A la fin du test, Khalifa, 46 ans, paraît surpris. En France depuis 1990, le Marocain a demandé dès 2004 sa naturalisation. Le ministère lui a refusé une première fois. "Avant, on avait un entretien avec une personne de la préfecture, qui menait une enquête complète sur nous, et pouvait juger vraiment notre niveau de langue. Alors que maintenant, on nous fait passer un test bateau que même des gens qui ne parlent pas bien peuvent réussir", résume-t-il.

"Un test, ça fait bien sur le papier, certains Français se disent 'Ça va être plus dur d'avoir la nationalité comme ça." Au final, ça a l'effet inverse", conclut-il, avant d'enfiler son manteau.

Marie (le prénom a été changé) dénonce même une "escroquerie organisée". "J'ai payé 50 euros pour venir prouver que je parle français, alors que le français est ma langue maternelle, c'est pas absurde ça ?", s'insurge la jeune femme de 25 ans, arrivée de Côte d'Ivoire il y a sept ans. "C'est une humiliation de plus pour ceux qu'on considère toujours comme des profiteurs du système", poursuit Marie, qui évoque avec douleur les files d'attente interminables des préfecture, où "les gens sont considérés comme du bétail, dorment devant le bâtiment la veille pour être sur d'être reçus."

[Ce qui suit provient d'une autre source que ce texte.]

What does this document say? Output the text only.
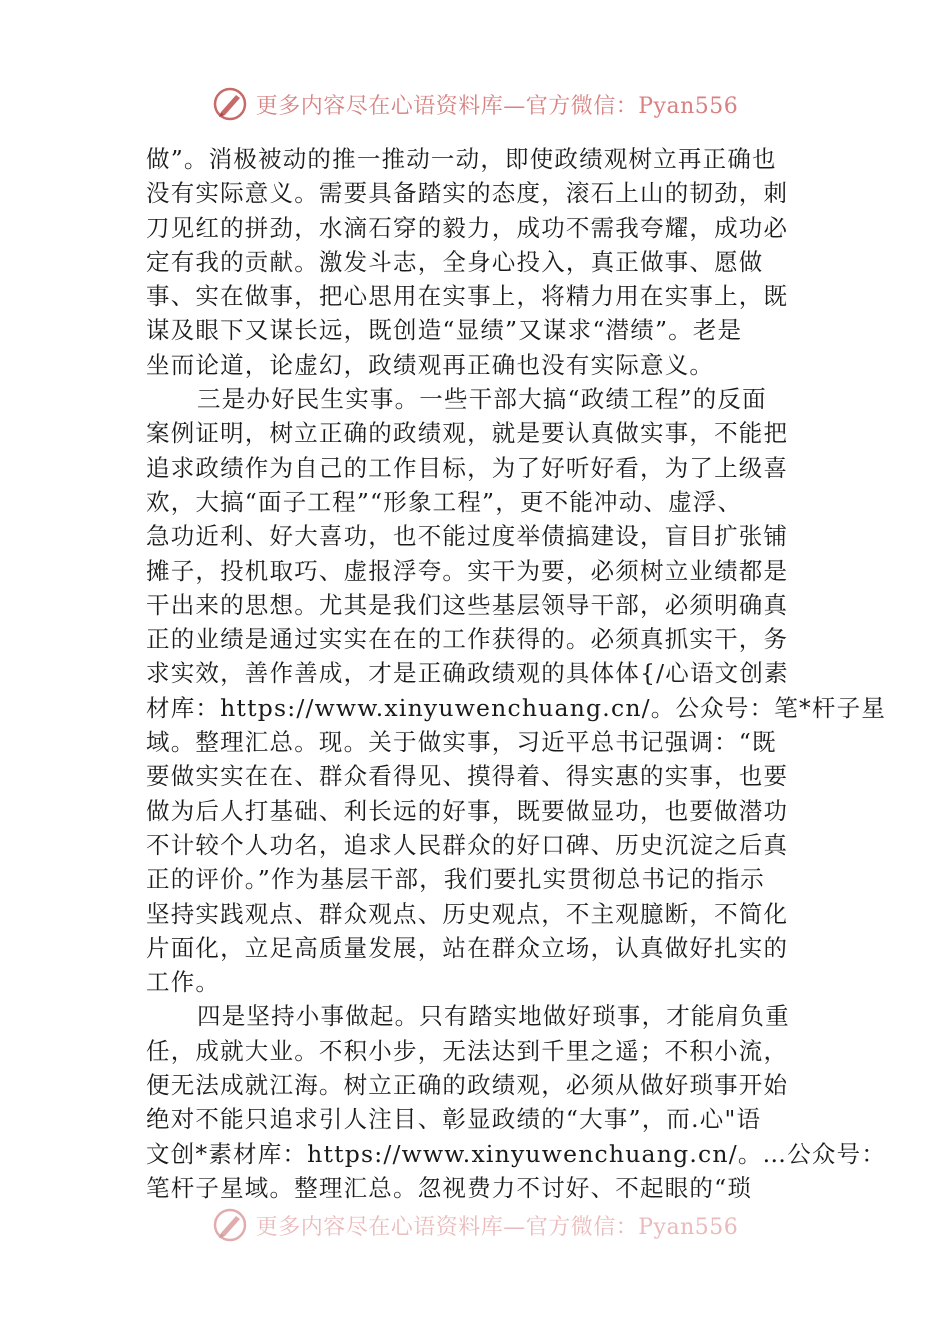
更多内容尽在心语资料库—官方微信：Pyan556
做”。消极被动的推一推动一动，即使政绩观树立再正确也
没有实际意义。需要具备踏实的态度，滚石上山的韧劲，刺
刀见红的拼劲，水滴石穿的毅力，成功不需我夸耀，成功必
定有我的贡献。激发斗志，全身心投入，真正做事、愿做
事、实在做事，把心思用在实事上，将精力用在实事上，既
谋及眼下又谋长远，既创造“显绩”又谋求“潜绩”。老是
坐而论道，论虚幻，政绩观再正确也没有实际意义。
三是办好民生实事。一些干部大搞“政绩工程”的反面
案例证明，树立正确的政绩观，就是要认真做实事，不能把
追求政绩作为自己的工作目标，为了好听好看，为了上级喜
欢，大搞“面子工程”“形象工程”，更不能冲动、虚浮、
急功近利、好大喜功，也不能过度举债搞建设，盲目扩张铺
摊子，投机取巧、虚报浮夸。实干为要，必须树立业绩都是
干出来的思想。尤其是我们这些基层领导干部，必须明确真
正的业绩是通过实实在在的工作获得的。必须真抓实干，务
求实效，善作善成，才是正确政绩观的具体体{/心语文创素
材库：https://www.xinyuwenchuang.cn/。公众号：笔*杆子星
域。整理汇总。现。关于做实事，习近平总书记强调：“既
要做实实在在、群众看得见、摸得着、得实惠的实事，也要
做为后人打基础、利长远的好事，既要做显功，也要做潜功
不计较个人功名，追求人民群众的好口碑、历史沉淀之后真
正的评价。”作为基层干部，我们要扎实贯彻总书记的指示
坚持实践观点、群众观点、历史观点，不主观臆断，不简化
片面化，立足高质量发展，站在群众立场，认真做好扎实的
工作。
四是坚持小事做起。只有踏实地做好琐事，才能肩负重
任，成就大业。不积小步，无法达到千里之遥；不积小流，
便无法成就江海。树立正确的政绩观，必须从做好琐事开始
绝对不能只追求引人注目、彰显政绩的“大事”，而.心"语
文创*素材库：https://www.xinyuwenchuang.cn/。…公众号：
笔杆子星域。整理汇总。忽视费力不讨好、不起眼的“琐
更多内容尽在心语资料库—官方微信：Pyan556
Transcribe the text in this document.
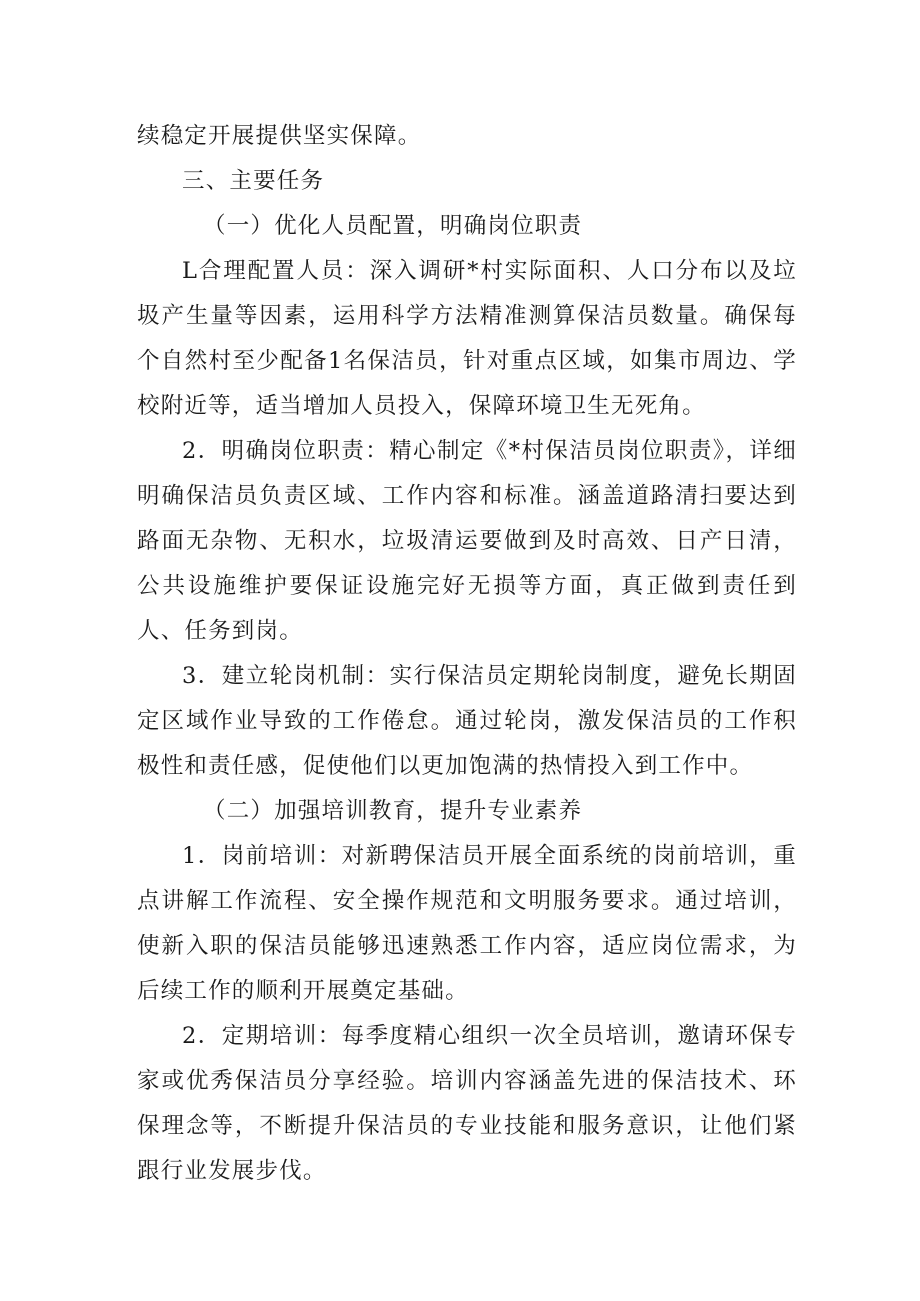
续稳定开展提供坚实保障。

三、主要任务

（一）优化人员配置，明确岗位职责

L合理配置人员：深入调研*村实际面积、人口分布以及垃圾产生量等因素，运用科学方法精准测算保洁员数量。确保每个自然村至少配备1名保洁员，针对重点区域，如集市周边、学校附近等，适当增加人员投入，保障环境卫生无死角。

2．明确岗位职责：精心制定《*村保洁员岗位职责》，详细明确保洁员负责区域、工作内容和标准。涵盖道路清扫要达到路面无杂物、无积水，垃圾清运要做到及时高效、日产日清，公共设施维护要保证设施完好无损等方面，真正做到责任到人、任务到岗。

3．建立轮岗机制：实行保洁员定期轮岗制度，避免长期固定区域作业导致的工作倦怠。通过轮岗，激发保洁员的工作积极性和责任感，促使他们以更加饱满的热情投入到工作中。

（二）加强培训教育，提升专业素养

1．岗前培训：对新聘保洁员开展全面系统的岗前培训，重点讲解工作流程、安全操作规范和文明服务要求。通过培训，使新入职的保洁员能够迅速熟悉工作内容，适应岗位需求，为后续工作的顺利开展奠定基础。

2．定期培训：每季度精心组织一次全员培训，邀请环保专家或优秀保洁员分享经验。培训内容涵盖先进的保洁技术、环保理念等，不断提升保洁员的专业技能和服务意识，让他们紧跟行业发展步伐。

Derrière elle, plusieurs candidats hochent la tête, chacun y va de son anecdote. "Est ce qu'on demande aux Français de prouver qu'ils parlent bien leur langue ? Qu'ils ne font pas de fautes ?", renchérit un Togolais. Certains, moins sûrs de leur performance au test, nuancent le niveau exigé. "Ça va vite quand même, c'est difficile de lire et d'écouter en même temps", explique Sadok, Tunisien.

RÉSONNANCE POLITIQUE

Dans cet entre-deux-tours de l'élection présidentielle sur lequel plane le score historique de Front national, l'examen prend une tournure particulière. Svetlana, une Serbe de 46 ans, assistante administrative dans une école maternelle de la région parisienne, vit en France depuis treize ans avec ses deux filles. La plus jeune a la nationalité française, contrairement à son aînée, âgée de 21 ans et étudiante en LEA. "On a monté un dossier de naturalisation toutes les deux. A la préfecture, ils ont dit que pour ma fille, c'est primordial d'avoir un travail, et nous ont fait comprendre qu'avec son statut d'étudiant, elle ne pourrait pas être acceptée", raconte la mère de famille la voix tremblante.

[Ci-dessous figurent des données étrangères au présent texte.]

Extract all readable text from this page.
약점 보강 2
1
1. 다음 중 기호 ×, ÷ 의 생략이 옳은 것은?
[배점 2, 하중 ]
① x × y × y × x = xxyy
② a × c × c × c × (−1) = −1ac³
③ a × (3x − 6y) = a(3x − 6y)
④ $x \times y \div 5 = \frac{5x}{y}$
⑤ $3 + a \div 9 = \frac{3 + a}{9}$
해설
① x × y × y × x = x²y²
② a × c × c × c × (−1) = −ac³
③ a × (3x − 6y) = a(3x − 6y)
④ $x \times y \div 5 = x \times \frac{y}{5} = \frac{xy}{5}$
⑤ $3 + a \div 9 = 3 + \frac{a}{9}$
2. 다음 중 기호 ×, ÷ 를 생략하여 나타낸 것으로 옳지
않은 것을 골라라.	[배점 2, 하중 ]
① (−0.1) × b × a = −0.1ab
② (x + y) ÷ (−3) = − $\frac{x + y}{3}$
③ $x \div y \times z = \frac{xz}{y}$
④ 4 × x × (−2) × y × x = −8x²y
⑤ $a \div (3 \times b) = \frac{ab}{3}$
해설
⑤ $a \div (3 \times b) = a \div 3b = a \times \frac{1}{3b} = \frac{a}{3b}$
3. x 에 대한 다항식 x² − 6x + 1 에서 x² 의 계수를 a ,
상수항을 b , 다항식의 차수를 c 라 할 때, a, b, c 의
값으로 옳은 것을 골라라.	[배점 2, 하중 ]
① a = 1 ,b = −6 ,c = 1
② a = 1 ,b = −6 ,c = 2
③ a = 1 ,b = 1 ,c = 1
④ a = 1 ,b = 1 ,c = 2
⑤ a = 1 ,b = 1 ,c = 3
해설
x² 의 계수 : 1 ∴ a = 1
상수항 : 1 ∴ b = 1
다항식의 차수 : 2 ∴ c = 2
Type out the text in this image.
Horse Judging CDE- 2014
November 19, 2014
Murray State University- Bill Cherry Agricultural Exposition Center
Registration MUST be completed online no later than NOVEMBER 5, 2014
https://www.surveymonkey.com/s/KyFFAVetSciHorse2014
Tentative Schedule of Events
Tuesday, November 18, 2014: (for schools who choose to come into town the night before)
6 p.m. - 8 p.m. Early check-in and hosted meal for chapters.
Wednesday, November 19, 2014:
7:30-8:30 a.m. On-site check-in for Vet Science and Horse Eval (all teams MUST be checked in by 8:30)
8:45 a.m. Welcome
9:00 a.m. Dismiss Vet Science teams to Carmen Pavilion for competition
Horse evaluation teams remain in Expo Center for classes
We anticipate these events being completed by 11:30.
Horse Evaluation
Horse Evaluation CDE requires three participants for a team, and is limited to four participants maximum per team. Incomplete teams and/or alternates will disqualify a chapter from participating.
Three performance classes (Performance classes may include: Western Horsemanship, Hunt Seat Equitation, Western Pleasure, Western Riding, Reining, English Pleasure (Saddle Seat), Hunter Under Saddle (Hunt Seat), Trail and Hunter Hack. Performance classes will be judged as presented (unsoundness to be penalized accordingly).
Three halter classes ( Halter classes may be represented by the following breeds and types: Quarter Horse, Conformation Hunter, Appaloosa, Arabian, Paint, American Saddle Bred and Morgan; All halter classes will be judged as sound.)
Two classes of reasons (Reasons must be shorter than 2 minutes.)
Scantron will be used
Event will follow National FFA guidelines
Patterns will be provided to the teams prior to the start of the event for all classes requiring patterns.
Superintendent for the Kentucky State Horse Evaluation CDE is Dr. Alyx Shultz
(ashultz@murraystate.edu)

"On nous fait croire que si on remplit les critères, on va pouvoir avoir la nationalité française. En vérité, avec la politique actuelle, c'est de l'hypocrisie, ils font tout pour bloquer les dossiers", affirme celle qui avoue craindre la réélection de Nicolas Sarkozy. C'est aussi pour ça qu'elle veut la nationalité française, d'ailleurs, "pour pouvoir voter la prochaine fois, et montrer que même si beaucoup de Français continueront à me considérer comme une étrangère, j'aurai les mêmes droits qu'eux."

VERS UN ÉLARGISSEMENT DU DISPOSITIF ?

Depuis le 1er janvier, ETS Global fait passer cet examen dans une soixantaine de centres en France et en Outre-mer. Chaque mois, près de 2 000 candidats s'y inscrivent. Dans les autres organismes agréés, le volume global est un peu inférieur. Plus de 1 700 par mois au Centre international d'études pédagogiques, 500 à la Chambre de commerce et d'industrie de Paris, entre 600 et 1 000 par mois pour l'université de Cambridge et l'Alliance française.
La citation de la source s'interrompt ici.